Mais de 150 escritores, acadêmicos e intelectuais (incluindo Gloria Steinem, Margaret Atwood e Noam Chomsky) assinaram uma carta aberta denunciando uma crescente “intolerância” por parte do ativismo progressista norte-americano em relação a ideias discordantes.
Eles consideram que isso está afetando os ambientes acadêmicos e culturais, onde há acusação e boicote, “punições desproporcionais” e uma consequente “aversão ao risco” ou autocensura que empobrece o debate público.
Reproduzimos abaixo a tradução da carta, disponível em inglês no site da Harpers Magazine.
Uma carta sobre justiça e o debate amplo
Nossas instituições culturais encaram um momento de provação.
Poderosos protestos por justiça racial e social têm exigido necessárias transformações referentes à reforma policial, junto com amplos chamados para maior igualdade e inclusão em nossa sociedade, não sendo menos presentes na educação superior, jornalismo, filantropia e artes.
Mas isso carece de reconhecimento e intensificou um conjunto de atitudes morais e comprometimentos políticos que tendem a enfraquecer nossas normas de amplo debate e tolerância à diferença em benefício de conformidade ideológica.
Como aplaudimos o primeiro momento de desenvolvimento destas manifestações, erguemos nossas vozes contra o segundo.
As forças do iliberalismo (uma “democracia falha” ou “incompleta”) têm ganhado força ao redor do mundo e têm um poderoso aliado em Donald Trump, que representa uma ameaça real à democracia.
Mas a resistência não pode se permitir endurecer seus próprios dogmas ou coações (que demagogos de direita já estão explorando).

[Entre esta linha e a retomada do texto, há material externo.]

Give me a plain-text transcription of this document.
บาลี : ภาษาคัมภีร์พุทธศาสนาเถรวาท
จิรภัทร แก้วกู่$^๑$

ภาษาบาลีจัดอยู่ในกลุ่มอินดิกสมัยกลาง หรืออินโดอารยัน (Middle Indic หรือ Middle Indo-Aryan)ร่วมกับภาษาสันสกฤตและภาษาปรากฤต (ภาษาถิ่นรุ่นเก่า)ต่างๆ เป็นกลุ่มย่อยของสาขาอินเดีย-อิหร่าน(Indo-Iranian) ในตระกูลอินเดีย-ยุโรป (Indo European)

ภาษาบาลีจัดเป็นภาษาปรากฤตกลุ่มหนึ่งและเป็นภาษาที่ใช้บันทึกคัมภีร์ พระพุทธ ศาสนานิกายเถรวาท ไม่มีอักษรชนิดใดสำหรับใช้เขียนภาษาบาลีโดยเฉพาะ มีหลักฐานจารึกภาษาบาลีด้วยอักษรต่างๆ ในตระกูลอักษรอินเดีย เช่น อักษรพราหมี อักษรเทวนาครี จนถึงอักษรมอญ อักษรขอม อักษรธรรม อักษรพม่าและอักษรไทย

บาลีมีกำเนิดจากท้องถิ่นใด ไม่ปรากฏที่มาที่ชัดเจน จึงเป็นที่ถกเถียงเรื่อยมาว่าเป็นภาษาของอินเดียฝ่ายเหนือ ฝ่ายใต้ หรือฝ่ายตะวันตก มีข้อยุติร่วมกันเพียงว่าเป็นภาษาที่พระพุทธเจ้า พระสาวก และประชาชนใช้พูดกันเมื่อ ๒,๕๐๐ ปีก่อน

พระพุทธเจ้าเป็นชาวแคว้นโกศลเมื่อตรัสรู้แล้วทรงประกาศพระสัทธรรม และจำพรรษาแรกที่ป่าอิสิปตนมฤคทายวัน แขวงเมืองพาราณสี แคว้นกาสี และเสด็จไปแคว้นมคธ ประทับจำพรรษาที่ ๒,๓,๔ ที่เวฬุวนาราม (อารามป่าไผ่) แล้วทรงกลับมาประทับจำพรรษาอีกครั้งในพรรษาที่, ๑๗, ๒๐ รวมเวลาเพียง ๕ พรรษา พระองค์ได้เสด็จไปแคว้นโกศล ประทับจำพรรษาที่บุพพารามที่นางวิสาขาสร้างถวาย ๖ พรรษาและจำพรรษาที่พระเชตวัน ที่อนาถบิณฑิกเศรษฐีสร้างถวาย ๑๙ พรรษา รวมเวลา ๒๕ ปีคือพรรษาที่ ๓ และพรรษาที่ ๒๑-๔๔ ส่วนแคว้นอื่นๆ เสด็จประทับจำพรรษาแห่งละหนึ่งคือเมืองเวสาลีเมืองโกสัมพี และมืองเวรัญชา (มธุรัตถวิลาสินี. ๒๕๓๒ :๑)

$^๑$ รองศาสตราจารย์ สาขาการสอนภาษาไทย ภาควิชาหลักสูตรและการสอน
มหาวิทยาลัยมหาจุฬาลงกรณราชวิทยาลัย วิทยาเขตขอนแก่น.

A inclusão democrática que queremos pode ser alcançada apenas se falarmos contra o clima de intolerância que se instalou por todos os lados.
A livre troca de informações e ideias, o sangue que corre nas veias de uma sociedade livre, tem diariamente se tornado mais restringido.
Enquanto chegamos a esperar isso da direita radical, práticas de censura tem se espalhado mais amplamente em nossa cultura: uma intolerância por visões opostas, uma vontade por exposições públicas de pessoas ao ostracismo, e a tendência de dissolver problemas políticos complexos com uma certeza moral cega.
Nós defendemos o valor do direito de respostas robustas e até azedas de todos os setores.
Mas agora tem se tornado muito comum escutar chamados para retribuição expressa e severa em resposta a percebidas transgressões de fala e pensamento.
Mais preocupante, líderes institucionais, influenciados por um controle de danos imbuído de pânico, têm retornado precipitadas e desproporcionais punições ao invés de considerarem reformas de comportamento.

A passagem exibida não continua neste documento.